Women should not be sold a false bill of goods about screening mammography. It is more likely to cause harm than benefit. How much harm?

The rate of overdiagnosis in the NSW BreastScreen program was previously estimated to be between 30 and 42%, depending on the method used.

The authors of the just-published study used the more conservative estimate of a 30% overdiagnosis rate to calculate that the ratio of harm (overdiagnosis) to benefit (avoidance of breast cancer death) was 15:1 – that is, 15 women harmed for every woman whose life is saved.

So what should women do if they are worried about breast cancer, and reduce their risk? As I mentioned in my previous article, Cancer prevention and treatment, research shows that practising just 5 habits can lower a woman’s risk of breast cancer by 30%:

  • Don’t smoke
  • Drink very little or no alcohol
  • Maintain a healthy body weight
  • Don’t use HRT
  • Walk 30 minutes per day.

Please share this important information with everyone you know, and if you need personalised help with developing a cancer prevention (or recurrence prevention) plan that you can stick to, apply for a Roadmap to Optimal Health consultation today.
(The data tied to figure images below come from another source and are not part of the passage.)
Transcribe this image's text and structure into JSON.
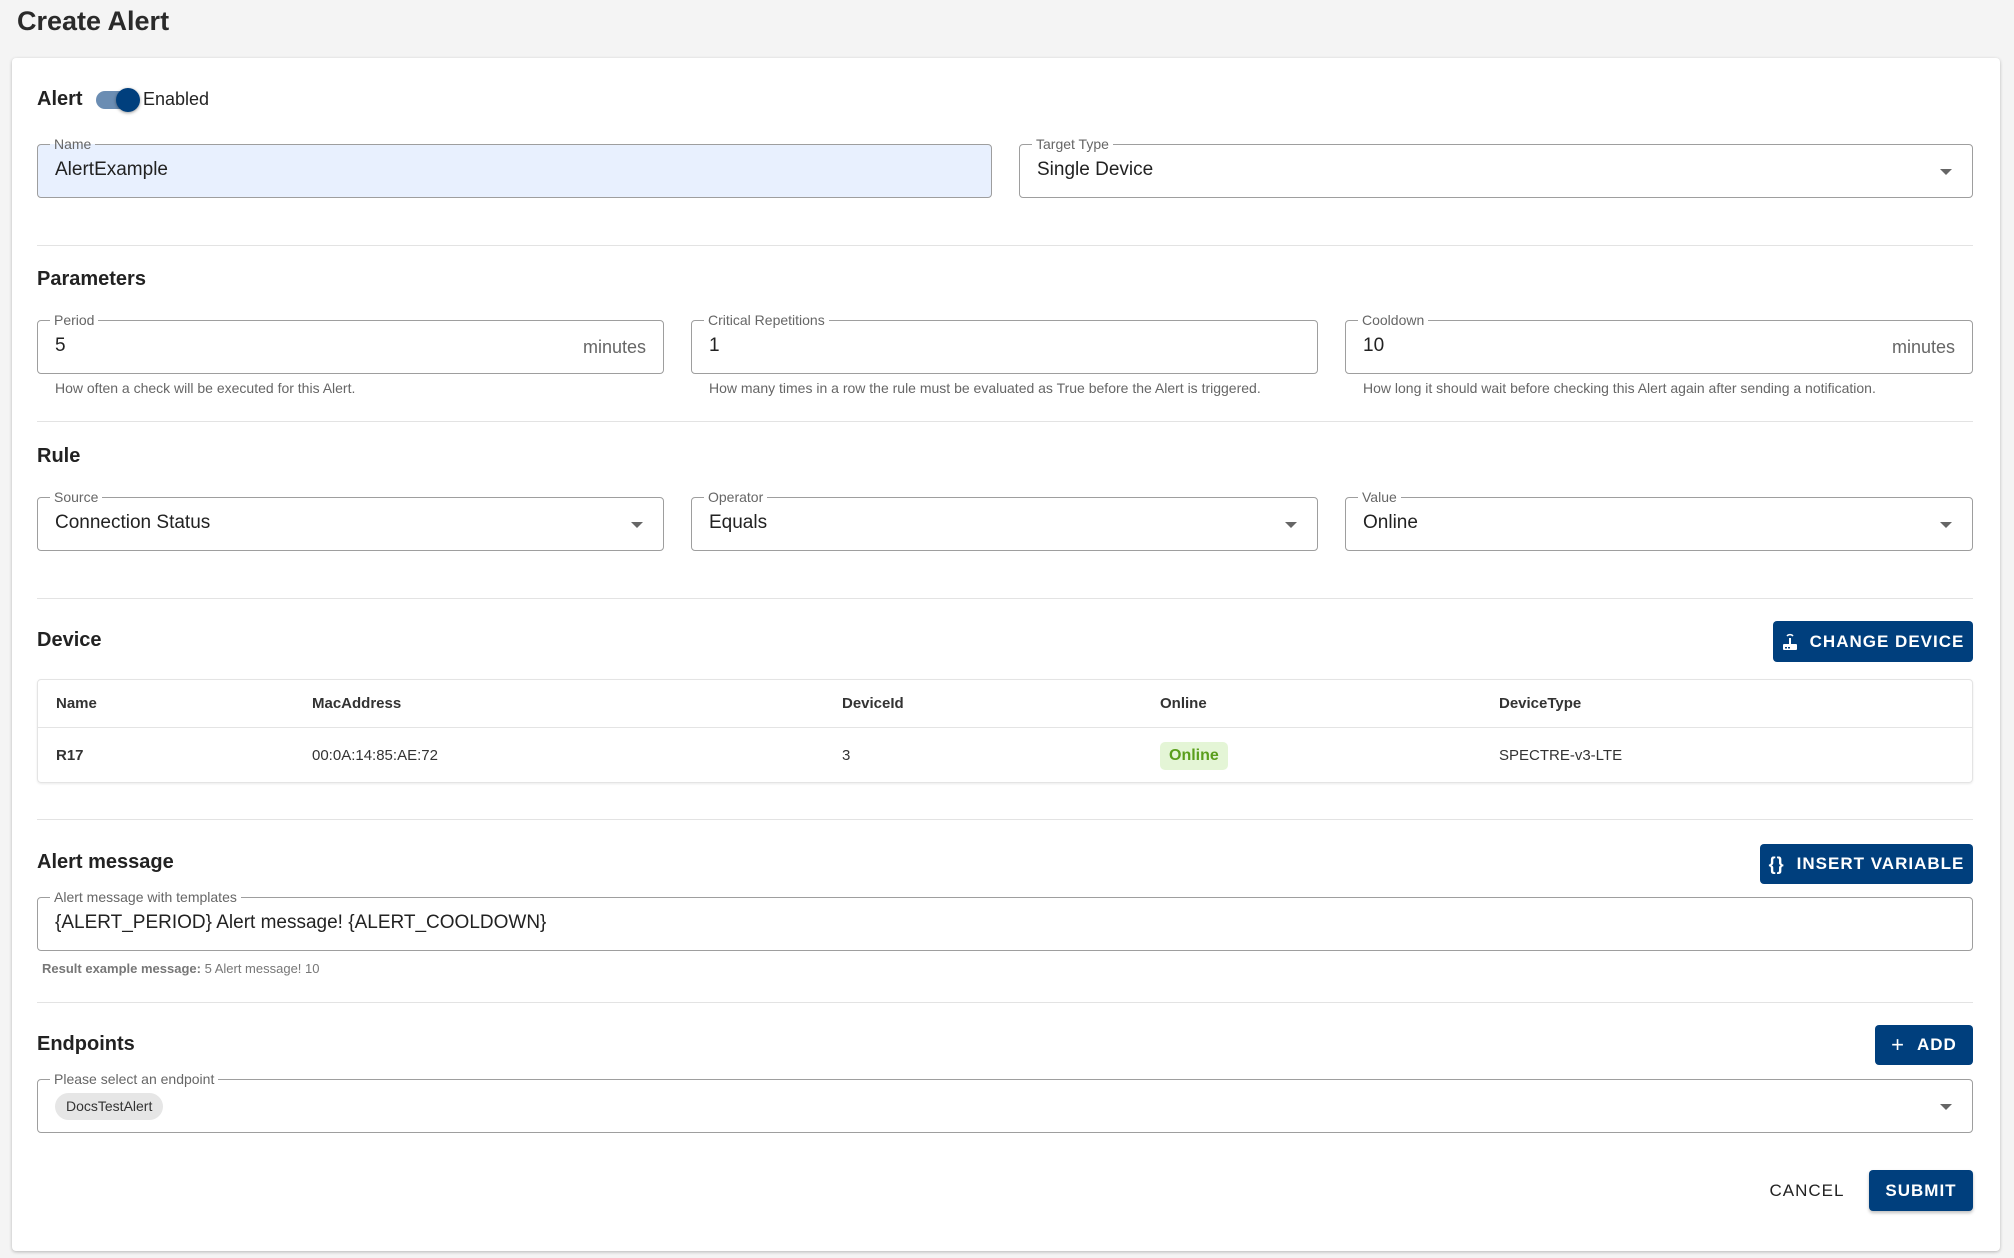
{
  "page": {
    "title": "Create Alert"
  },
  "alert": {
    "heading": "Alert",
    "toggle_label": "Enabled",
    "enabled": true,
    "name": {
      "label": "Name",
      "value": "AlertExample"
    },
    "target_type": {
      "label": "Target Type",
      "value": "Single Device"
    }
  },
  "parameters": {
    "heading": "Parameters",
    "period": {
      "label": "Period",
      "value": "5",
      "unit": "minutes",
      "helper": "How often a check will be executed for this Alert."
    },
    "critical_repetitions": {
      "label": "Critical Repetitions",
      "value": "1",
      "helper": "How many times in a row the rule must be evaluated as True before the Alert is triggered."
    },
    "cooldown": {
      "label": "Cooldown",
      "value": "10",
      "unit": "minutes",
      "helper": "How long it should wait before checking this Alert again after sending a notification."
    }
  },
  "rule": {
    "heading": "Rule",
    "source": {
      "label": "Source",
      "value": "Connection Status"
    },
    "operator": {
      "label": "Operator",
      "value": "Equals"
    },
    "value": {
      "label": "Value",
      "value": "Online"
    }
  },
  "device": {
    "heading": "Device",
    "change_button": "CHANGE DEVICE",
    "columns": [
      "Name",
      "MacAddress",
      "DeviceId",
      "Online",
      "DeviceType"
    ],
    "rows": [
      {
        "name": "R17",
        "mac": "00:0A:14:85:AE:72",
        "device_id": "3",
        "online": "Online",
        "device_type": "SPECTRE-v3-LTE"
      }
    ]
  },
  "message": {
    "heading": "Alert message",
    "insert_button": "INSERT VARIABLE",
    "field_label": "Alert message with templates",
    "value": "{ALERT_PERIOD} Alert message! {ALERT_COOLDOWN}",
    "result_label": "Result example message:",
    "result_value": "5 Alert message! 10"
  },
  "endpoints": {
    "heading": "Endpoints",
    "add_button": "ADD",
    "field_label": "Please select an endpoint",
    "selected": [
      "DocsTestAlert"
    ]
  },
  "actions": {
    "cancel": "CANCEL",
    "submit": "SUBMIT"
  },
  "colors": {
    "primary": "#003f7d",
    "online_bg": "#e4f5d6",
    "online_text": "#5a9e1c",
    "name_field_bg": "#e8f0fe"
  }
}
Leave your comments below:

2 Comments

  • Alesea

    Reply Reply 19/12/2023

    Hi,
    That is interesting. What do you think about the smear test? I’ve never done it. However, I keep receiving letters of invitation to go get it as it’s “crucial”. I avoid doctors as much as I can, especially after the pandemic.

    • Robyn Chuter

      Reply Reply 21/12/2023

      The Pap smear is one of the very few cancer screening tests that has actually been found to reduce from the cancer it’s intended to detect. However, it only needs to be done roughly once every 5 years, and women over 70 don’t need to do it at all.